Karma To Burn – Almost Heathen – Review

Karma To Burn

Almost Heathen (Spitfire)
by Craig Regala

Karma To Burn is a rock band. A three-piece hard rock band that’s welded their music together and put it over live better than any three-piece I’ve seen since Gone (Greg Ginn of Black Flag and the two guys from the Scornflakes who went on to become the early Rollins Band rhythm team). A three-piece who’ve worked with a singer once (to great effect), but ditched the role, not just a person. The story goes that record company demands lead to the inclusion of singer on their self-titled debut in ’97. Makes sense for commercial considerations, and the music, lyrics, and delivery fit perfectly.

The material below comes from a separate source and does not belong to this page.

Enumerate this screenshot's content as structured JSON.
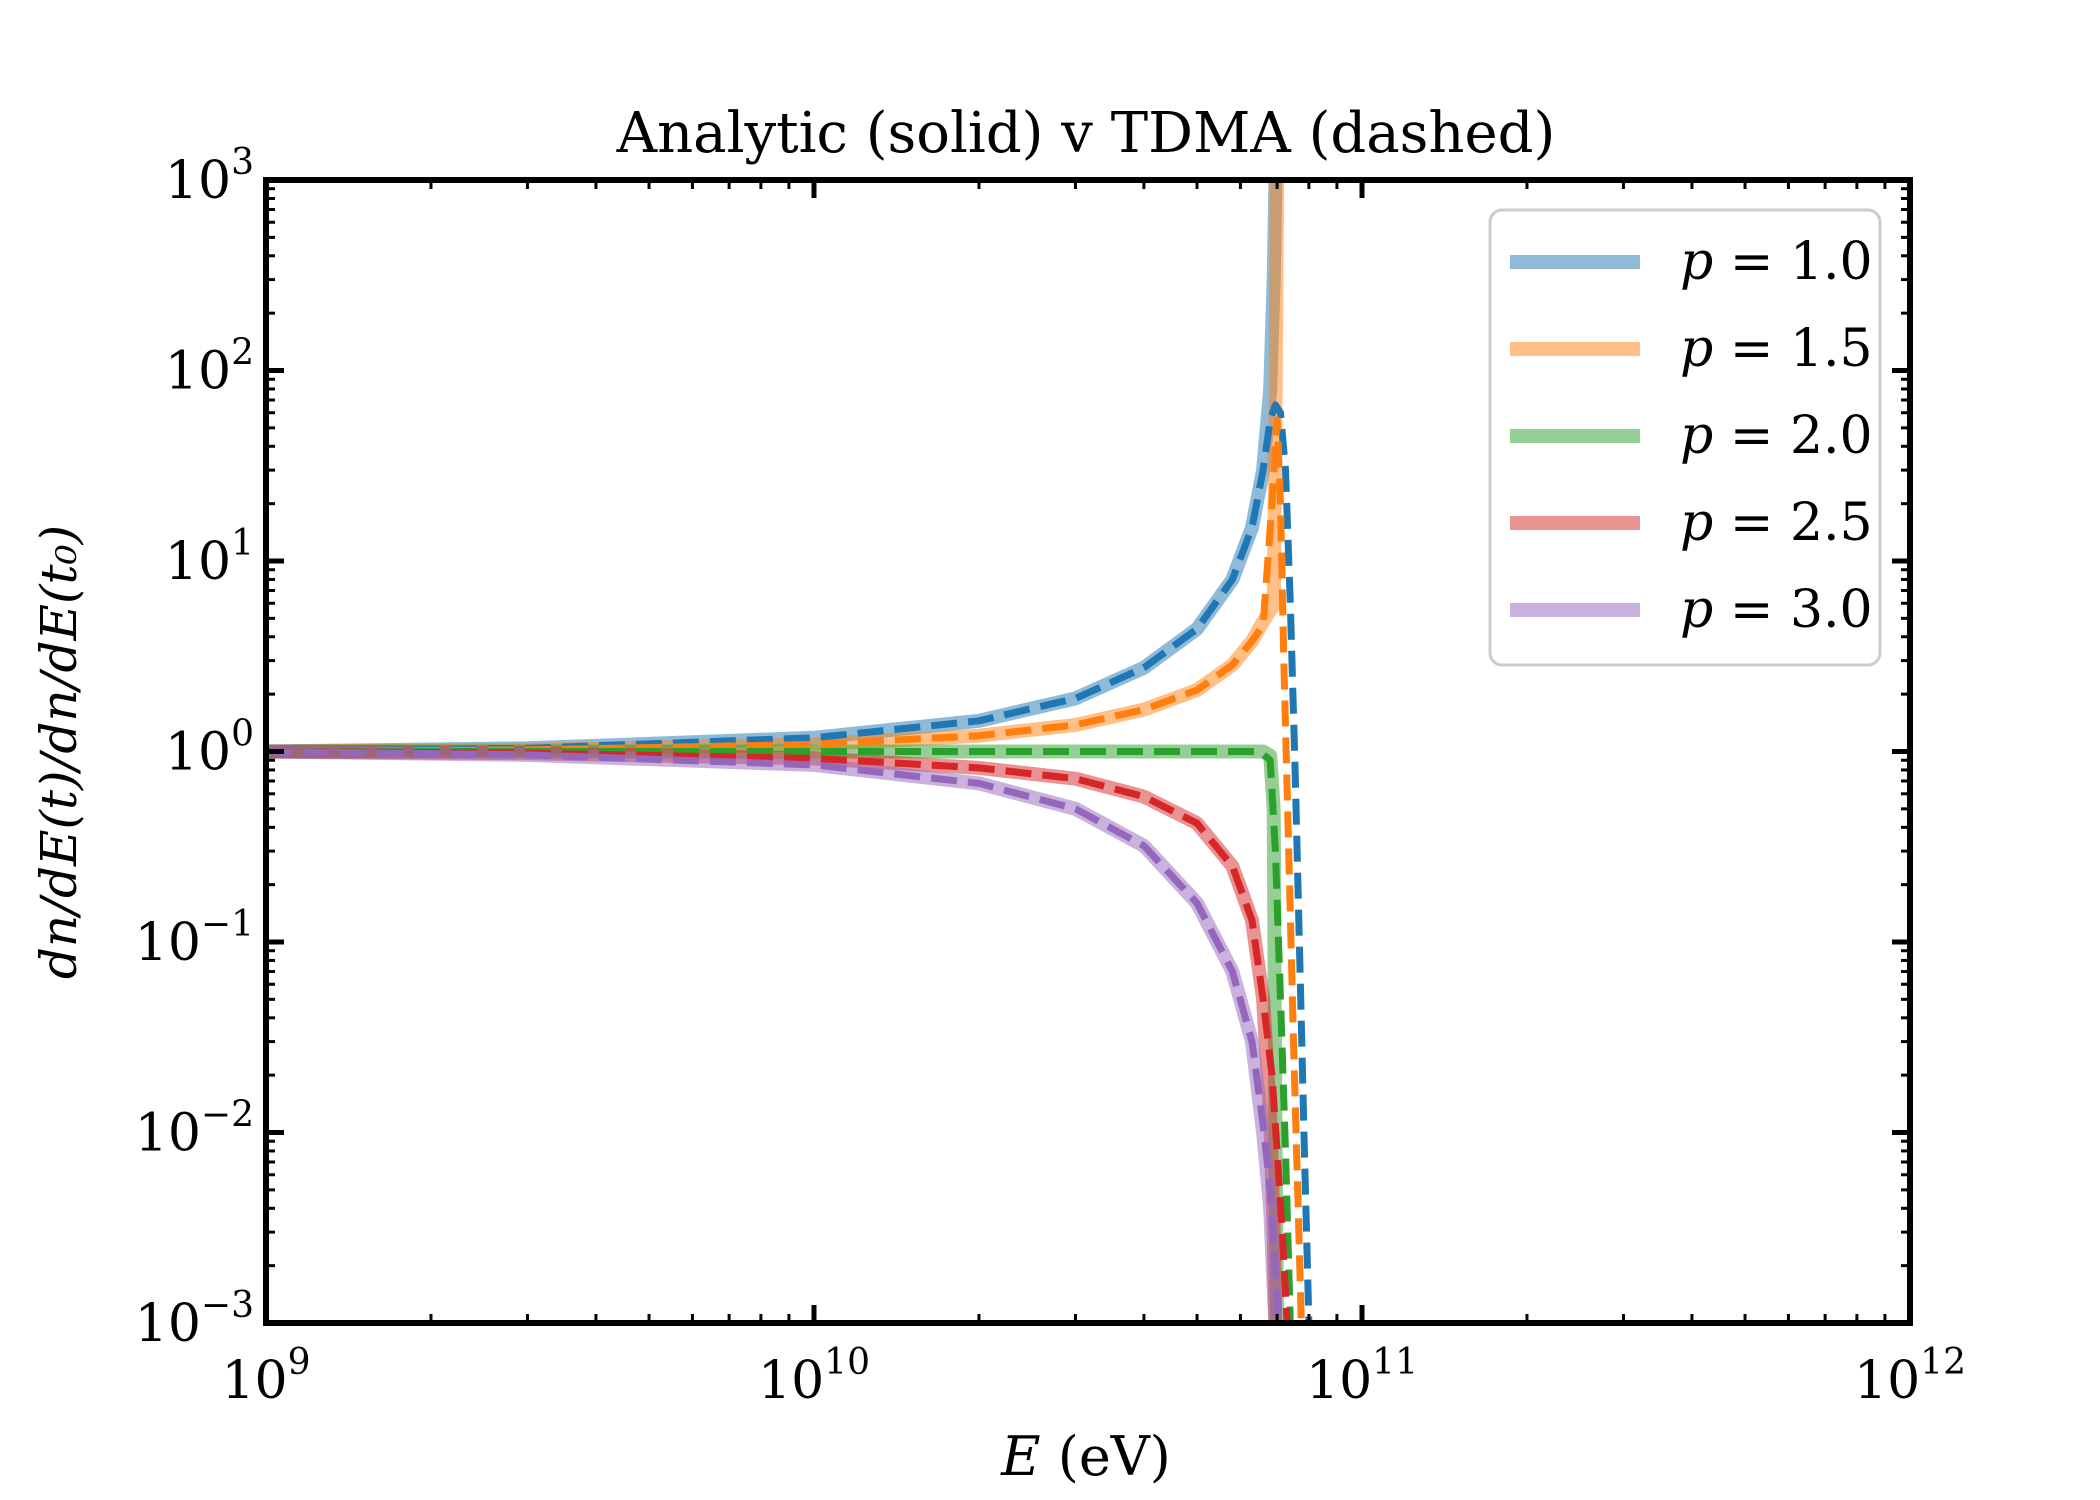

As the band moved on from the label and the presence of a singer (or any vocalizations: No hollering, croaking, melismatic screams, or interjections here, hoss), the music changed, but it may’ve anyway. Their self-released EP, Wild Wonderful Purgatory, has a rockier edge, more kickin’-ass-on-the-road dirthead riff stompers than the previous widescreen eloquent holler-jockey corollary to Alice in Chains. It’s good, powerful, and fairly tuneful. Interestingly, the tension/release factor winding its way up from the blues through the starkness of the Big Black/ Helmet binary on/off construct fuels Karma To Burn’s music and places it next door to the “block rockin’ breakbeats” used in mid-’90s dance music. Remember how the music industry juggernaut geared up to position The Chemical Brothers as the new stadium rock? While that didn’t work, boy-oh-boy, the Limp/Korn thing $ure as fuck did – it being a more organic growth from the other side.

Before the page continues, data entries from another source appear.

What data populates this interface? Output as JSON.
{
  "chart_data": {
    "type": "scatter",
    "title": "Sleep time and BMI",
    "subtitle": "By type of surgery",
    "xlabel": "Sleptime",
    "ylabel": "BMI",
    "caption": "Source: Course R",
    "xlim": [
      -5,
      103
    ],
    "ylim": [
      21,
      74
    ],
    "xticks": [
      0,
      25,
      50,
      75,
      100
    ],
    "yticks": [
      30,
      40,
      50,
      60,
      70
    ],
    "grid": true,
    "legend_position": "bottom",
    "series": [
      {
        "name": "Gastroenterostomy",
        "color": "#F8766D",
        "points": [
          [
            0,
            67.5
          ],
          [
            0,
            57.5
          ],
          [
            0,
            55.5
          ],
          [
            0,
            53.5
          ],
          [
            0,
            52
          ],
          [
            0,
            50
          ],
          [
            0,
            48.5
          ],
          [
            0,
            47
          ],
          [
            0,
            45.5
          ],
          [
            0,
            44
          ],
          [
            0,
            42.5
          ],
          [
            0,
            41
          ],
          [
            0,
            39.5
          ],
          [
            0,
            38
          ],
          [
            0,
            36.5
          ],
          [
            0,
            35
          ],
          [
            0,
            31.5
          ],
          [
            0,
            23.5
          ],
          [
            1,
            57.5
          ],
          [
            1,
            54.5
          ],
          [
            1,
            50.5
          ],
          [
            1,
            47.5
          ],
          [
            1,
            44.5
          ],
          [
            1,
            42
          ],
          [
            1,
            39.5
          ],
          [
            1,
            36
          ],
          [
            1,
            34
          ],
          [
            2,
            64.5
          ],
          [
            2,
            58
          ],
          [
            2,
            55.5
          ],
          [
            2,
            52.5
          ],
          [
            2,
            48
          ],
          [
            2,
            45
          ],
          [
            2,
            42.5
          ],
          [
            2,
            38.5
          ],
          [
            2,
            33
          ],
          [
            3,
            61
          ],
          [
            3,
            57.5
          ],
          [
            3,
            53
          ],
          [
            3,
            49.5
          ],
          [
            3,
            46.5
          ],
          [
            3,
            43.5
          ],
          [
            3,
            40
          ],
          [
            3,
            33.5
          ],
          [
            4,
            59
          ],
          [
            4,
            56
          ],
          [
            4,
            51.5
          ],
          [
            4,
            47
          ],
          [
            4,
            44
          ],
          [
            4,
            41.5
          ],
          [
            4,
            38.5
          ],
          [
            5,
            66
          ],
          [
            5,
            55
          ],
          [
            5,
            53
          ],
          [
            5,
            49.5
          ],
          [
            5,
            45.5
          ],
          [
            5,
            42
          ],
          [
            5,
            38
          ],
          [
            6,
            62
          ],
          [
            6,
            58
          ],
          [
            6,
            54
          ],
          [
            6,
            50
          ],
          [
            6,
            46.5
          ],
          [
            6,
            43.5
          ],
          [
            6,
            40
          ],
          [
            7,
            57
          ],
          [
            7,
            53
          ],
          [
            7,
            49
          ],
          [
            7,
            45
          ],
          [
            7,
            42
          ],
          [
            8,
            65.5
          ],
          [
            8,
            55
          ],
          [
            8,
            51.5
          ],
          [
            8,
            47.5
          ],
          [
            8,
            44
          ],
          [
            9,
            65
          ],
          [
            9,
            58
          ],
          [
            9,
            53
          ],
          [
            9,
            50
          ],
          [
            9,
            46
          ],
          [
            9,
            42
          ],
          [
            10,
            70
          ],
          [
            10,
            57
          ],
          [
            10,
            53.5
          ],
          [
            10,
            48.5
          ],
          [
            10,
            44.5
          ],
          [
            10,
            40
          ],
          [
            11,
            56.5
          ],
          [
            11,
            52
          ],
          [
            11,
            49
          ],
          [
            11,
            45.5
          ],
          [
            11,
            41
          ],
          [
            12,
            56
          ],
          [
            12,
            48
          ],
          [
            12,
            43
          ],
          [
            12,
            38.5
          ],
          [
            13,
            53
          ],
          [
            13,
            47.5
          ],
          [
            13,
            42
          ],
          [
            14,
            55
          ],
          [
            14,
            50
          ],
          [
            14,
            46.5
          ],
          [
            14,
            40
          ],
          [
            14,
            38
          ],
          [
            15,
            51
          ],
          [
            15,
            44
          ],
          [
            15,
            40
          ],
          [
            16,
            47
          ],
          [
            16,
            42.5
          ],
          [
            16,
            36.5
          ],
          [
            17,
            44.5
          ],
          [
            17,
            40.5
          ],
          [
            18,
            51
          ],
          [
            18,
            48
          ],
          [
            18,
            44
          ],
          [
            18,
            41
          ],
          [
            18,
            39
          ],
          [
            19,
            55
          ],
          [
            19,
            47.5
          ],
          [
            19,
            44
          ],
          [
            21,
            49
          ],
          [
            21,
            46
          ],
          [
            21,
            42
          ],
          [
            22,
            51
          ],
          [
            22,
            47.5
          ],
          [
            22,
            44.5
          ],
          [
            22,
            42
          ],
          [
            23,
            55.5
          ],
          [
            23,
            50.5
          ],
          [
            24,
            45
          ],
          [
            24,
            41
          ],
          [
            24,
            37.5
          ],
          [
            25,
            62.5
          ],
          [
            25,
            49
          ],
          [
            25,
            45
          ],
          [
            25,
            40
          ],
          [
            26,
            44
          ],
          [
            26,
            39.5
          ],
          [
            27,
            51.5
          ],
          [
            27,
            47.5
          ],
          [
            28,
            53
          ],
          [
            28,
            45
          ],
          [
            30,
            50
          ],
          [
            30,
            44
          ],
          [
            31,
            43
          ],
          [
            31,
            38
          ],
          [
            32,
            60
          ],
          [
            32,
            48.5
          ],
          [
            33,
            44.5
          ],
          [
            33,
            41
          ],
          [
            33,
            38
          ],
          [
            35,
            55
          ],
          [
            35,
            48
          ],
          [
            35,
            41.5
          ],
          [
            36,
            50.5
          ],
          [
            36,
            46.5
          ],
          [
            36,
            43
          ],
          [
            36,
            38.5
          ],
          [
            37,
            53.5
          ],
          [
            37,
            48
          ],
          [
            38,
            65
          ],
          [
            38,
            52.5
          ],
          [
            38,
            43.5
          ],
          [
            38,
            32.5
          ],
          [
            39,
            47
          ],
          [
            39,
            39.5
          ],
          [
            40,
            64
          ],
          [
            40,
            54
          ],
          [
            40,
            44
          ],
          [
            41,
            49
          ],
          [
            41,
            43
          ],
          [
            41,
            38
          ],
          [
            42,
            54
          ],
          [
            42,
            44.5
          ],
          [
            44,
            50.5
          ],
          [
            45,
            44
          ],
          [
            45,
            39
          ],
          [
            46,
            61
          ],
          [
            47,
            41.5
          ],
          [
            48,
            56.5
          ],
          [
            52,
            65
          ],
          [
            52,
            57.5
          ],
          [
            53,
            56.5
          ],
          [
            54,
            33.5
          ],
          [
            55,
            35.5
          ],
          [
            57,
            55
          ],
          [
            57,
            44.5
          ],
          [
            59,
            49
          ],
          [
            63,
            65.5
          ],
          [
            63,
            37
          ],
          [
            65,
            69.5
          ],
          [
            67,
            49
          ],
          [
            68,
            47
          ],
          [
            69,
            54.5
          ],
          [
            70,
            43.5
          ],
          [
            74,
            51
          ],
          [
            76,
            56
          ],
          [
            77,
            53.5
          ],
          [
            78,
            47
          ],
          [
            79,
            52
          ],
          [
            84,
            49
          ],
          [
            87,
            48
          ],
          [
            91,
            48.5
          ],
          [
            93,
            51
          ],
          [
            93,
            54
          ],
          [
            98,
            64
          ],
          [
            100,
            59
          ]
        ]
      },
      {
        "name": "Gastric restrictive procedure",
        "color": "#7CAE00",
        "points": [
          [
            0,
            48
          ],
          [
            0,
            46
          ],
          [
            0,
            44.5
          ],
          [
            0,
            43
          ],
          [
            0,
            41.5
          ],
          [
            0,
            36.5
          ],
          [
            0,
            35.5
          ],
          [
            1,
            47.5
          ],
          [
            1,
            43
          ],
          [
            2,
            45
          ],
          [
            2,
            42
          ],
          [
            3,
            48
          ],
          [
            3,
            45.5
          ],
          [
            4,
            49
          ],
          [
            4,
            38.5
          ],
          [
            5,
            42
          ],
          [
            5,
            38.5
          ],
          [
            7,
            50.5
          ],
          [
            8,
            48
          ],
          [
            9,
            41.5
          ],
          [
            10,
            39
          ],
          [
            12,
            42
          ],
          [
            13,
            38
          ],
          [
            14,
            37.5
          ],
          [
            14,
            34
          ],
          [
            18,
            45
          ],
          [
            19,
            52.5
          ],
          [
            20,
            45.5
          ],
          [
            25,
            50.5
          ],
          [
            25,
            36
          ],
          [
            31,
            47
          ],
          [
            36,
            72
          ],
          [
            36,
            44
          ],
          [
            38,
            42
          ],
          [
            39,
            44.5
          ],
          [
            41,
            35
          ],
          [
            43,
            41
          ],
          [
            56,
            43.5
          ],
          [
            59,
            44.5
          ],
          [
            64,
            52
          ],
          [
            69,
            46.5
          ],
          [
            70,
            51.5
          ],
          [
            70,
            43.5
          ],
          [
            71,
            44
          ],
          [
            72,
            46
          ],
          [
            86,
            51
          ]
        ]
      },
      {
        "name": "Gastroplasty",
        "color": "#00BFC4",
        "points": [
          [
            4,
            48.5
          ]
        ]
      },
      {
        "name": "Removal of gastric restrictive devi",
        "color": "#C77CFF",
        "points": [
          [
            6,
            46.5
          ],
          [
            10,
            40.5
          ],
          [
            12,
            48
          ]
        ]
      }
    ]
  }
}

Almost Heathen draws the two streams together… Both those creeks come from the same mountain and go to the same still, just different batches. This disc is superbly recorded (again), and brings some of the wider hard rock/metal pacing to the “riff+groove+intensified riff+whipcrack bridge=us” logic of Wild Wonderful. The forth cut, “37,” plays a couple of their strengths off each other; an off-kilter strumminess riding deep-dish bass cut into a greasy riff doubled over into powerchords. It’s really good. It’s all OK to great in a very specific way. Subtracting melody, vocal noise, ignoring hooks and keeping it to guitar/bass/drums in a mid-tempo ballbreaker chug leaves little room for variation, but that’s their thing and if you want it, here it is.